The trend comes amid heightened global and domestic market volatility, driven in part by geopolitical tensions, with the Nifty50 declining over 11% during the month.
According to data from the Association of Mutual Funds in India (AMFI), the SIP stoppage ratio rose to 101% in March, indicating that closures exceeded new registrations.
While the ratio crossing the 100% mark may appear concerning, it is not unprecedented. It first breached this level in January 2025 and remained elevated in the following months, with April 2025 seeing a sharp spike to 353%. That surge was largely driven by back-dated folio pruning and the clean-up of dormant accounts, rather than panic-led exits by investors.
In March, 53.38 lakh SIPs were discontinued or matured, compared with 52.82 lakh new registrations. This compares with 49.70 lakh discontinuations and 65.72 lakh registrations in February, highlighting both a rise in stoppages and a sharp drop in new additions.
The higher stoppage ratio reflects a combination of factors. Volatile markets tend to make new investors cautious, while the financial year-end often leads to the maturity of existing SIPs. Some investors may also have discontinued SIPs as part of portfolio rebalancing, shifting between schemes rather than exiting altogether. Uncertainty around market direction may have further contributed to a more cautious approach.
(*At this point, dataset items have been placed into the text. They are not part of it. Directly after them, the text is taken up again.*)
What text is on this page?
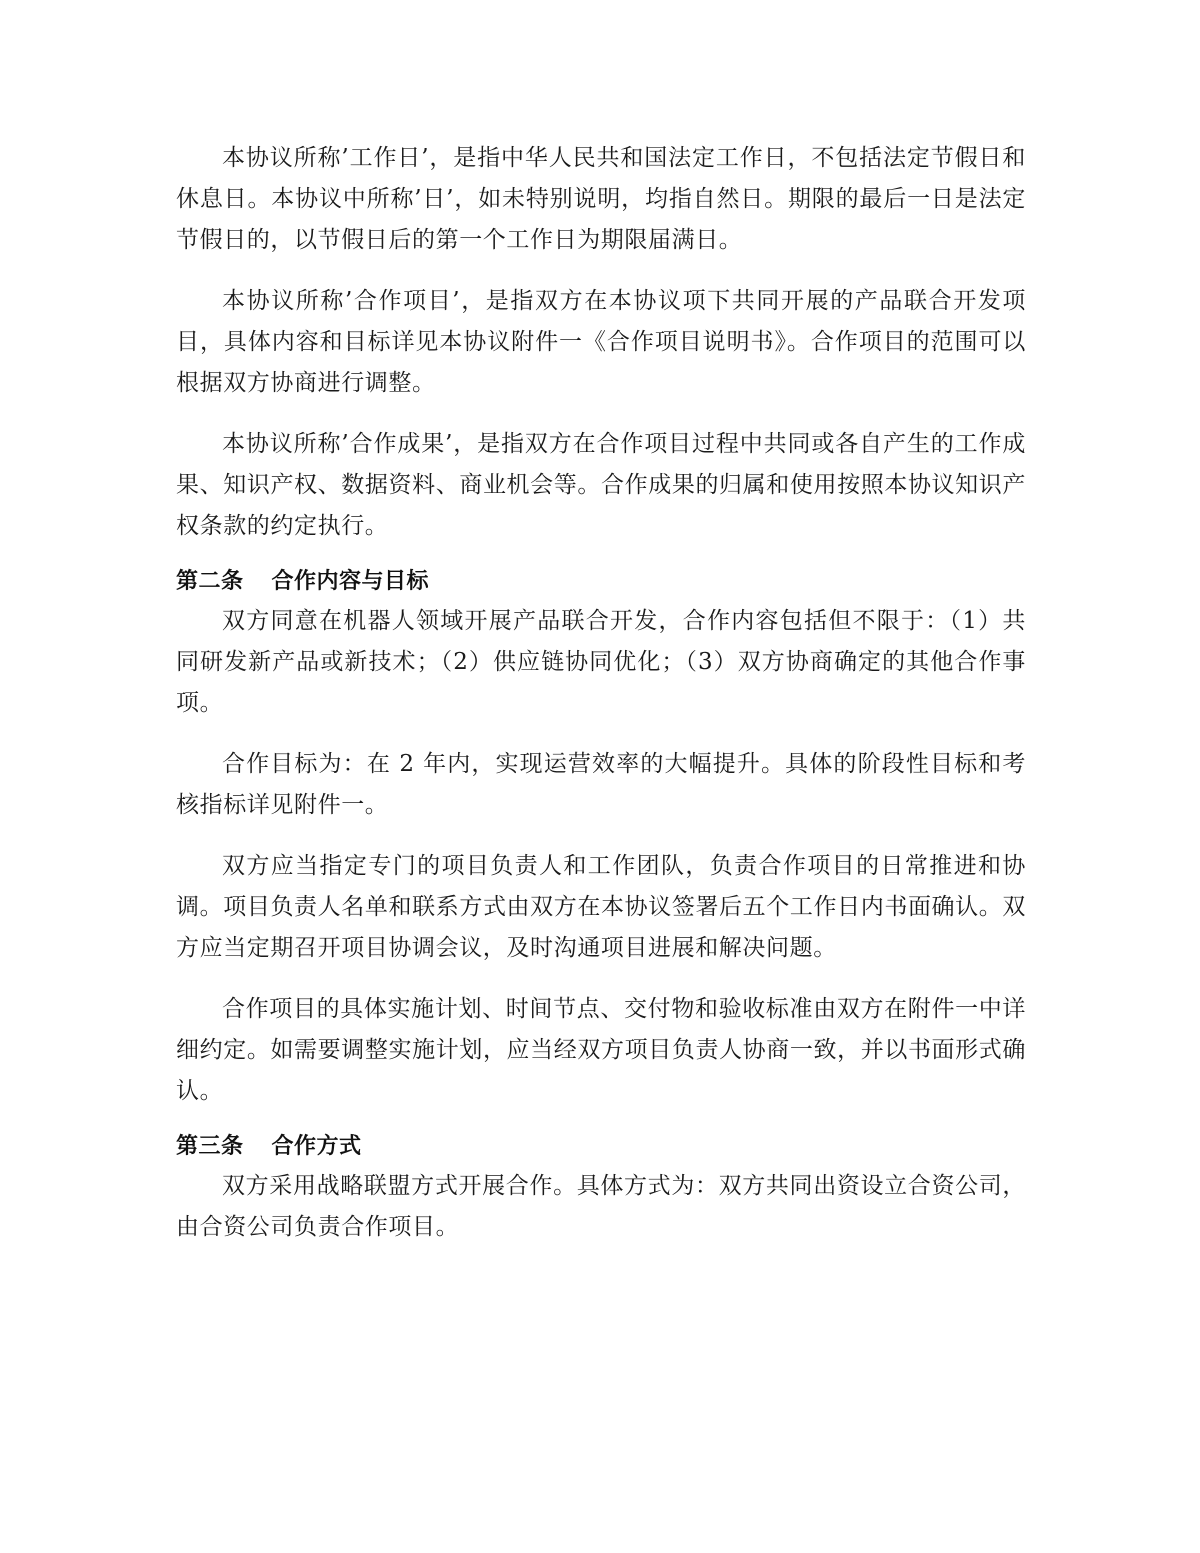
本协议所称’工作日’，是指中华人民共和国法定工作日，不包括法定节假日和休息日。本协议中所称’日’，如未特别说明，均指自然日。期限的最后一日是法定节假日的，以节假日后的第一个工作日为期限届满日。

本协议所称’合作项目’，是指双方在本协议项下共同开展的产品联合开发项目，具体内容和目标详见本协议附件一《合作项目说明书》。合作项目的范围可以根据双方协商进行调整。

本协议所称’合作成果’，是指双方在合作项目过程中共同或各自产生的工作成果、知识产权、数据资料、商业机会等。合作成果的归属和使用按照本协议知识产权条款的约定执行。

第二条 合作内容与目标

双方同意在机器人领域开展产品联合开发，合作内容包括但不限于：（1）共同研发新产品或新技术；（2）供应链协同优化；（3）双方协商确定的其他合作事项。

合作目标为：在 2 年内，实现运营效率的大幅提升。具体的阶段性目标和考核指标详见附件一。

双方应当指定专门的项目负责人和工作团队，负责合作项目的日常推进和协调。项目负责人名单和联系方式由双方在本协议签署后五个工作日内书面确认。双方应当定期召开项目协调会议，及时沟通项目进展和解决问题。

合作项目的具体实施计划、时间节点、交付物和验收标准由双方在附件一中详细约定。如需要调整实施计划，应当经双方项目负责人协商一致，并以书面形式确认。

第三条 合作方式

双方采用战略联盟方式开展合作。具体方式为：双方共同出资设立合资公司，由合资公司负责合作项目。
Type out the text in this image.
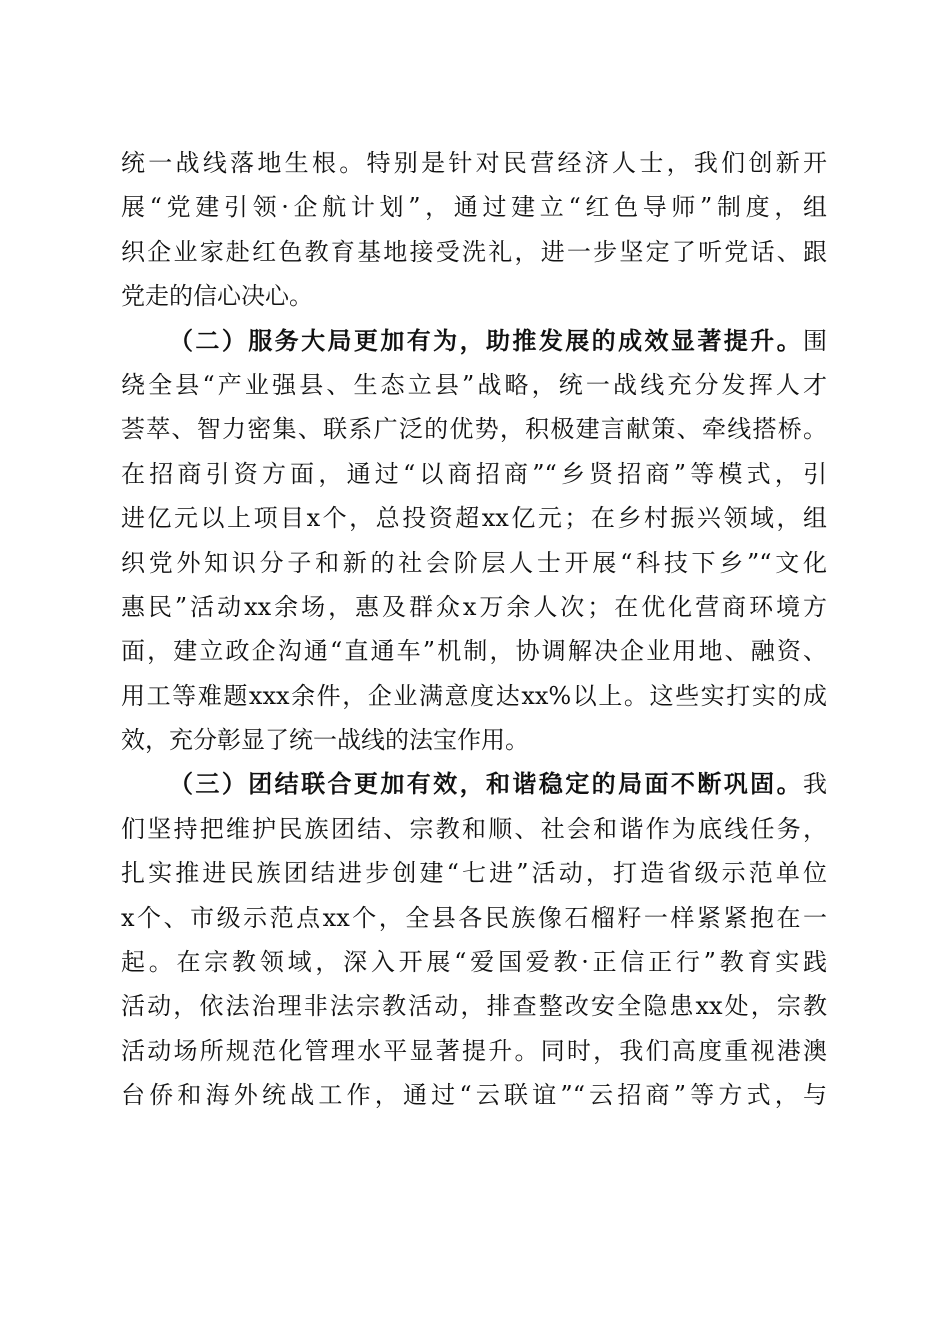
统一战线落地生根。特别是针对民营经济人士，我们创新开
展“党建引领·企航计划”，通过建立“红色导师”制度，组
织企业家赴红色教育基地接受洗礼，进一步坚定了听党话、跟
党走的信心决心。
（二）服务大局更加有为，助推发展的成效显著提升。围
绕全县“产业强县、生态立县”战略，统一战线充分发挥人才
荟萃、智力密集、联系广泛的优势，积极建言献策、牵线搭桥。
在招商引资方面，通过“以商招商”“乡贤招商”等模式，引
进亿元以上项目x个，总投资超xx亿元；在乡村振兴领域，组
织党外知识分子和新的社会阶层人士开展“科技下乡”“文化
惠民”活动xx余场，惠及群众x万余人次；在优化营商环境方
面，建立政企沟通“直通车”机制，协调解决企业用地、融资、
用工等难题xxx余件，企业满意度达xx%以上。这些实打实的成
效，充分彰显了统一战线的法宝作用。
（三）团结联合更加有效，和谐稳定的局面不断巩固。我
们坚持把维护民族团结、宗教和顺、社会和谐作为底线任务，
扎实推进民族团结进步创建“七进”活动，打造省级示范单位
x个、市级示范点xx个，全县各民族像石榴籽一样紧紧抱在一
起。在宗教领域，深入开展“爱国爱教·正信正行”教育实践
活动，依法治理非法宗教活动，排查整改安全隐患xx处，宗教
活动场所规范化管理水平显著提升。同时，我们高度重视港澳
台侨和海外统战工作，通过“云联谊”“云招商”等方式，与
A SIP stoppage ratio measures discontinued SIPs relative to new registrations in a given month, with a ratio above 100% indicating more stoppages than additions.
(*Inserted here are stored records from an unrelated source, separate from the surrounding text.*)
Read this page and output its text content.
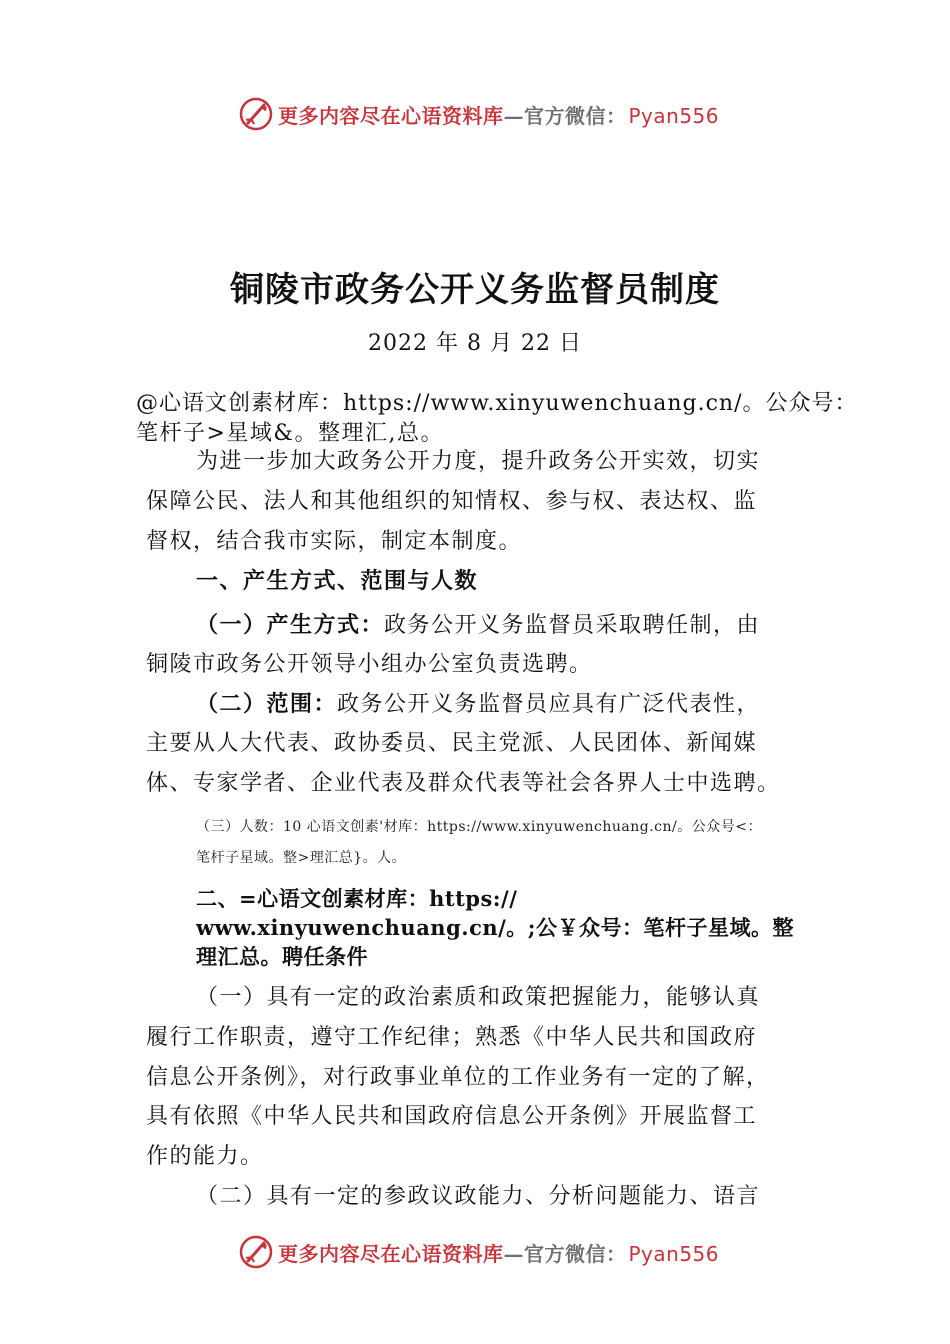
更多内容尽在心语资料库—官方微信： Pyan556
铜陵市政务公开义务监督员制度
2022 年 8 月 22 日
@心语文创素材库：https://www.xinyuwenchuang.cn/。公众号：
笔杆子>星域&。整理汇,总。
为进一步加大政务公开力度，提升政务公开实效，切实
保障公民、法人和其他组织的知情权、参与权、表达权、监
督权，结合我市实际，制定本制度。
一、产生方式、范围与人数
（一）产生方式：政务公开义务监督员采取聘任制，由
铜陵市政务公开领导小组办公室负责选聘。
（二）范围：政务公开义务监督员应具有广泛代表性，
主要从人大代表、政协委员、民主党派、人民团体、新闻媒
体、专家学者、企业代表及群众代表等社会各界人士中选聘。
（三）人数：10 心语文创素'材库：https://www.xinyuwenchuang.cn/。公众号<：
笔杆子星域。整>理汇总}。人。
二、=心语文创素材库：https://
www.xinyuwenchuang.cn/。;公￥众号：笔杆子星域。整
理汇总。聘任条件
（一）具有一定的政治素质和政策把握能力，能够认真
履行工作职责，遵守工作纪律；熟悉《中华人民共和国政府
信息公开条例》，对行政事业单位的工作业务有一定的了解，
具有依照《中华人民共和国政府信息公开条例》开展监督工
作的能力。
（二）具有一定的参政议政能力、分析问题能力、语言
更多内容尽在心语资料库—官方微信： Pyan556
Also Read: SIP inflows climb to ₹32,087 crore in March amid market volatility
Despite the rise in stoppages, inflows remained strong. SIP contributions increased 7.5% month-on-month to ₹32,087 crore in March—the highest ever—after a dip in February due to fewer working days.
Overall, the data suggests the spike in stoppages reflects a mix of market caution, seasonal factors and technical adjustments, rather than a broad-based withdrawal by investors.